It used to be called incineration, but the new and improved version is ‘energy from waste’, and we are about to get such a plant in the Bradford district.
Surprisingly, it isn’t the one that the Government pulled the plug on for Bradford and Calderdale councils. Rather it’s a smaller commercial one on the site of the old Keighley gas works, at Marley, on the bypass.
This bit of the Aire Valley has been providing energy for nearly 200 years, with the first coal gas production starting in 1825, and it continued until competition from the North Sea closed it down in the Sixties.
A considerable amount of money has been spent on cleaning up the site, including much of the tar that penetrated the soil and local water courses. The new scheme promises better habits, and has been approved by the planners.

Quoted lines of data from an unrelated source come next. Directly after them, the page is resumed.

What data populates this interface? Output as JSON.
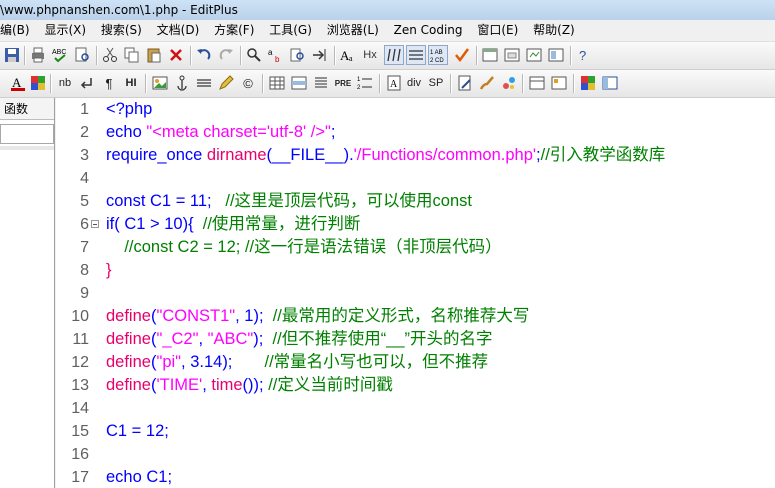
{
  "window": {
    "title": "\\www.phpnanshen.com\\1.php - EditPlus"
  },
  "menu": [
    {
      "label": "编(B)"
    },
    {
      "label": "显示(X)"
    },
    {
      "label": "搜索(S)"
    },
    {
      "label": "文档(D)"
    },
    {
      "label": "方案(F)"
    },
    {
      "label": "工具(G)"
    },
    {
      "label": "浏览器(L)"
    },
    {
      "label": "Zen Coding"
    },
    {
      "label": "窗口(E)"
    },
    {
      "label": "帮助(Z)"
    }
  ],
  "toolbar2_text": {
    "nb": "nb",
    "hi": "HI",
    "pre": "PRE",
    "div": "div",
    "sp": "SP",
    "hx": "Hx"
  },
  "sidebar": {
    "tab_label": "函数"
  },
  "editor": {
    "line_numbers": [
      "1",
      "2",
      "3",
      "4",
      "5",
      "6",
      "7",
      "8",
      "9",
      "10",
      "11",
      "12",
      "13",
      "14",
      "15",
      "16",
      "17"
    ],
    "lines": [
      [
        {
          "t": "<?php",
          "c": "k"
        }
      ],
      [
        {
          "t": "echo ",
          "c": "k"
        },
        {
          "t": "\"<meta charset='utf-8' />\"",
          "c": "s"
        },
        {
          "t": ";",
          "c": "k"
        }
      ],
      [
        {
          "t": "require_once ",
          "c": "k"
        },
        {
          "t": "dirname",
          "c": "f"
        },
        {
          "t": "(__FILE__).",
          "c": "k"
        },
        {
          "t": "'/Functions/common.php'",
          "c": "s"
        },
        {
          "t": ";",
          "c": "k"
        },
        {
          "t": "//引入教学函数库",
          "c": "c"
        }
      ],
      [],
      [
        {
          "t": "const C1 = 11;   ",
          "c": "k"
        },
        {
          "t": "//这里是顶层代码，可以使用const",
          "c": "c"
        }
      ],
      [
        {
          "t": "if( C1 > 10){  ",
          "c": "k"
        },
        {
          "t": "//使用常量，进行判断",
          "c": "c"
        }
      ],
      [
        {
          "t": "    //const C2 = 12; //这一行是语法错误（非顶层代码）",
          "c": "c"
        }
      ],
      [
        {
          "t": "}",
          "c": "f"
        }
      ],
      [],
      [
        {
          "t": "define",
          "c": "f"
        },
        {
          "t": "(",
          "c": "k"
        },
        {
          "t": "\"CONST1\"",
          "c": "s"
        },
        {
          "t": ", 1);  ",
          "c": "k"
        },
        {
          "t": "//最常用的定义形式，名称推荐大写",
          "c": "c"
        }
      ],
      [
        {
          "t": "define",
          "c": "f"
        },
        {
          "t": "(",
          "c": "k"
        },
        {
          "t": "\"_C2\"",
          "c": "s"
        },
        {
          "t": ", ",
          "c": "k"
        },
        {
          "t": "\"ABC\"",
          "c": "s"
        },
        {
          "t": ");  ",
          "c": "k"
        },
        {
          "t": "//但不推荐使用“__”开头的名字",
          "c": "c"
        }
      ],
      [
        {
          "t": "define",
          "c": "f"
        },
        {
          "t": "(",
          "c": "k"
        },
        {
          "t": "\"pi\"",
          "c": "s"
        },
        {
          "t": ", 3.14);       ",
          "c": "k"
        },
        {
          "t": "//常量名小写也可以，但不推荐",
          "c": "c"
        }
      ],
      [
        {
          "t": "define",
          "c": "f"
        },
        {
          "t": "(",
          "c": "k"
        },
        {
          "t": "'TIME'",
          "c": "s"
        },
        {
          "t": ", ",
          "c": "k"
        },
        {
          "t": "time",
          "c": "f"
        },
        {
          "t": "()); ",
          "c": "k"
        },
        {
          "t": "//定义当前时间戳",
          "c": "c"
        }
      ],
      [],
      [
        {
          "t": "C1 = 12;",
          "c": "k"
        }
      ],
      [],
      [
        {
          "t": "echo C1;",
          "c": "k"
        }
      ]
    ]
  }
}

As well as three different energy-from-waste processes, there will be a large office block, a visitor centre and cycle access.
The ambition is to keep waste out of landfill, to add more electricity to an overstretched National Grid, and to reduce the import of power and fuels.

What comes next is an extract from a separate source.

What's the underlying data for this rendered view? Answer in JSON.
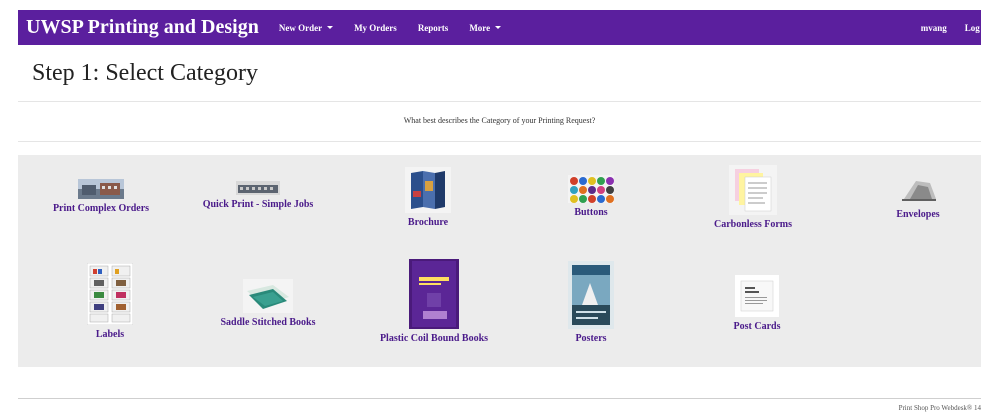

The main process will be an RDF plant – refuse derived fuel – using local treated waste. The heat will be used to produce steam to turn generators, and at full tilt it could produce enough electricity for the whole of Keighley.

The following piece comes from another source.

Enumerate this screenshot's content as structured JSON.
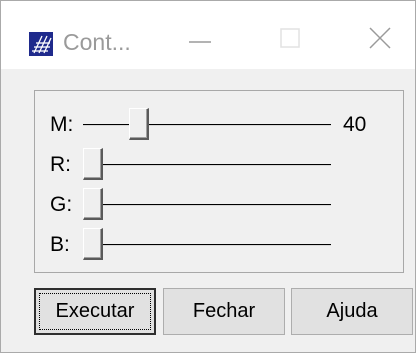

Emissions will be cleaned and filtered before emerging from a 200ft high chimney, which the East Riddlesden Hall National Trust view with disapproval.
A smaller unit, the bio-fuel plant, will melt plastic waste and turn it back into the oil that it was originally made from. It is expected that it could produce up to 20 million litres of diesel in a year, with further quantities of oil coming from the third process – pyrolysis.
This involves crumbling up waste tyres and heating them in the absence of oxygen to end up with more oil and a product called biochar. The latter is a very complex arrangement of carbon that increases soil fertility and helps trap CO2 from the atmosphere.
On the positive side, the project will reduce the amount of waste in the district, and provide up to 200 jobs, but the level of CO2 emissions from the combined processes is not clear, though it’s certainly better than accidental burning.
Another interesting development in our area is the plan by Crossley Evans, the scrap firm in Shipley, to build a plant to convert clean timber into pellets for burning at the Drax power station. They would go the short distance by rail, which is certainly preferable to shipping them from the United States.